Centre the world on you with a custom made map

By , 25, February, 2013 8:00 am

It’s been a year since we launched our custom made maps, allowing you to create a bespoke OS Explorer Map or OS Landranger Map in just a few minutes, centring it on the area you choose and adding your own title and cover image. We know you like being able to personalise your own maps, but we didn’t know just how much, until we heard from Katy Moore. Read Katy’s guest post on her custom made experience.

Thanks to Ordnance Survey, I am now the centre of my (10 km radius) universe…

As I opened my present last Christmas, I was taken aback to find my own face looking at me…It was me! On an Ordnance Survey map! Of the Lake District! Oh, and centred on Derwentwater Youth Hostel, where I was about to start volunteering. Oh, and the title of the map was actually Katy Moore’s Lake District! I love maps, I love the Lake District, I love Derwentwater Youth Hostel, and I love the memory of the inter-hostel walking holiday that the photograph evokes. 

Katy with map in hand

Now working at Derwentwater Youth Hostel, it has become the centre of my life and my movements. I live in the staff flat on the top floor of the hostel and I spend my free time exploring the surrounding area: I have set off from the hostel in every direction and I have not fallen off the edge of the map yet. 

So, branching from every angle of the pink triangle that denotes Derwentwater Youth Hostel on my 1:25 000 map, where have I been and what have I seen? 

South east: From the Youth Hostel you can see a white plume falling through the woodland – so on my first day I explored the grounds in this direction and found a footpath twisting up the side of a splendid waterfall. Barrow House was built by the eccentric Joseph Pocklington and it is named after the beck which Pocklington diverted to create a waterfall in the grounds. So the hostel is perfectly positioned to explore Barrow Beck, from its source on Ashness Fell, along the dramatic falls of Barrow Cascade, to its entry in Barrow Bay on Derwent Water. From the footpath you can also see the hydro-electric plant that harnesses some of the energy from the tumbling waterfall. 

Katy returning from Lofty Crags

South-south west: the little gate at the bottom of the front lawn is flanked on one side by a bright red letter box, set into a strong stone wall. A stroll to the letter box often ends a couple of hours later after an unplanned mini adventure as there are so many things to explore.
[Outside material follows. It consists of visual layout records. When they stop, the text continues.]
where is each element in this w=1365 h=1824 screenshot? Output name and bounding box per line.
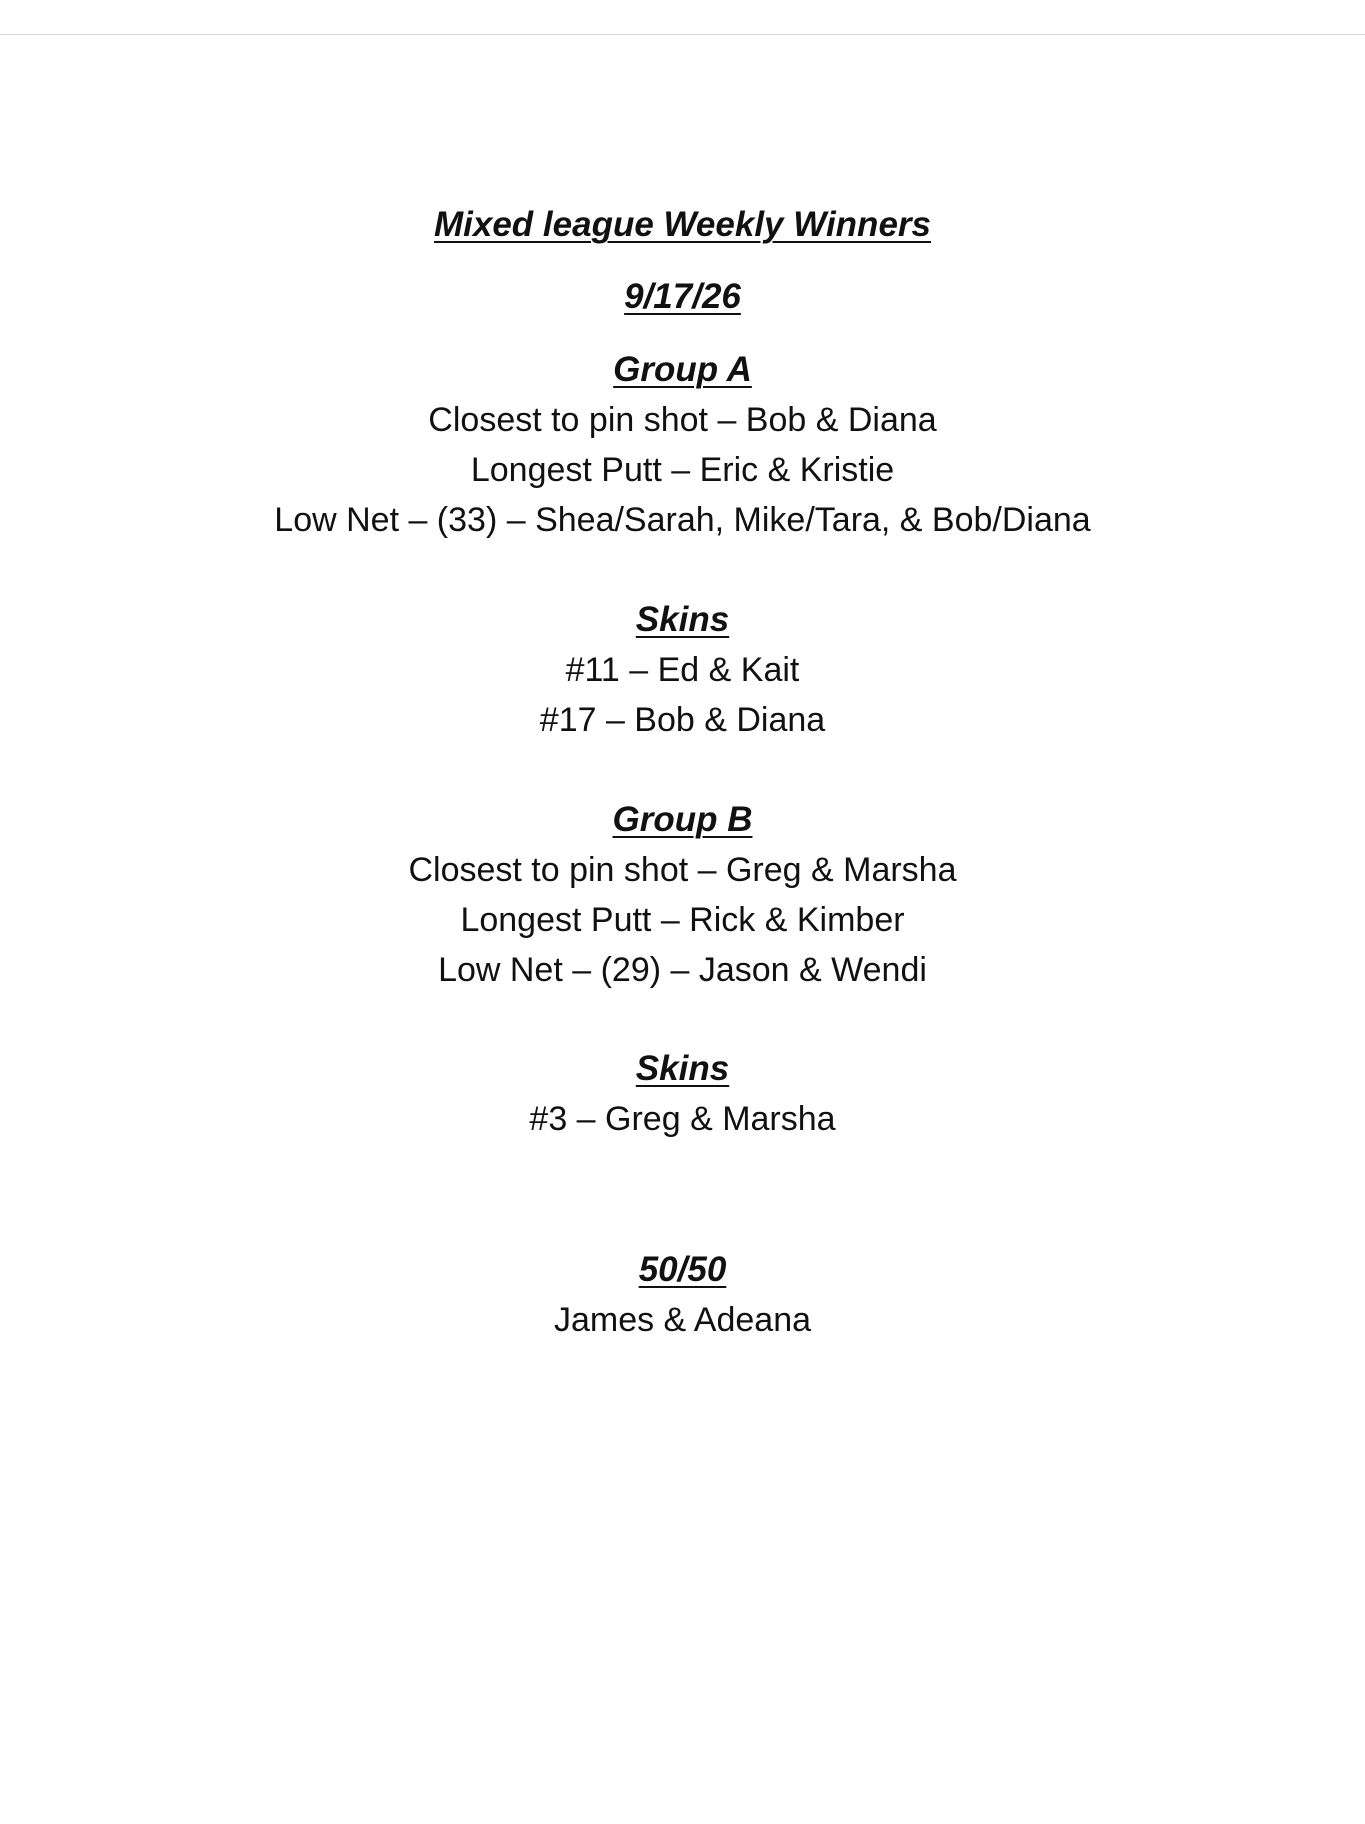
winner-line: Low Net – (29) – Jason & Wendi: [438, 951, 927, 989]
section-heading: Group B: [612, 800, 753, 839]
section-group-a: [0, 345, 1365, 545]
section-heading: Group A: [613, 350, 752, 389]
winner-line: Longest Putt – Rick & Kimber: [460, 901, 905, 939]
section-group-b: [0, 795, 1365, 995]
section-skins-a: [0, 595, 1365, 745]
winner-line: Low Net – (33) – Shea/Sarah, Mike/Tara, & Bob/Diana: [274, 501, 1091, 539]
page-top-border: [0, 34, 1365, 35]
winner-line: James & Adeana: [553, 1301, 812, 1339]
winner-line: Longest Putt – Eric & Kristie: [470, 451, 895, 489]
winner-line: Closest to pin shot – Bob & Diana: [428, 401, 937, 439]
winner-line: #17 – Bob & Diana: [539, 701, 826, 739]
section-heading: Skins: [635, 1049, 730, 1088]
section-heading: Skins: [635, 600, 730, 639]
document-title: Mixed league Weekly Winners: [434, 205, 931, 244]
section-fifty-fifty: [0, 1245, 1365, 1345]
section-heading: 50/50: [638, 1250, 727, 1289]
document-date: 9/17/26: [624, 277, 741, 316]
winner-line: #3 – Greg & Marsha: [529, 1100, 836, 1138]
winner-line: Closest to pin shot – Greg & Marsha: [408, 851, 957, 889]
section-skins-b: [0, 1044, 1365, 1144]
winner-line: #11 – Ed & Kait: [565, 651, 800, 689]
This exit point from the hostel leads to the paths of the Borrowdale Valley, the spectacular Lodore Falls, the Chinese Bridge over the River Derwent (providing access to the western shores of Derwent Water), the pretty hamlet of Grange and its double stone bridge, and the Bowder Stone. 

North-west: at the bottom of the driveway there is a bus stop, Barrow Bay, the road to Watendlath, and the lake-shore path and on into the lake itself! On very calm days I have plunged into the glassy water, on other occasions I have been content to walk or run along the enchanting lake-shore path to Friar’s Crag and Keswick (with the magnificent shoulder of Skiddaw in constant comforting view), or beneath Falcon Crag to Great Wood and the rewarding triangulation point at Castlehead Wood. 

To the south east, somewhere (I must confess that my map-reading was imprecise at this point) on the craggy bowls that pockmark Grange Fell, I heard some soft rustling noises and saw two red deer bound through the uneven rock and gorse. 

To the south west, at the edge of the hostel lawn, I have seen a red squirrel! I have been to many sites that are famed for red squirrels, but until this month I had never actually seen one. To summarise my 360 degree experience so far: there are red deer, red squirrels, and a red-haired Katy Moore to be spotted within a 10 km radius of Derwentwater Youth Hostel, and yet there is still much more to explore!

Images produced with thanks to Katy Moore.

One Response to “Centre the world on you with a custom made map”

  1. Nick says:

    I agree that these are great. I got one when I moved to my new house back in 2007, in a new area I didn’t know very well. It wasn’t long till I felt that I knew almost every nook and cranny of my local environment, with the help of my custom-made map (centred on Marden, Kent).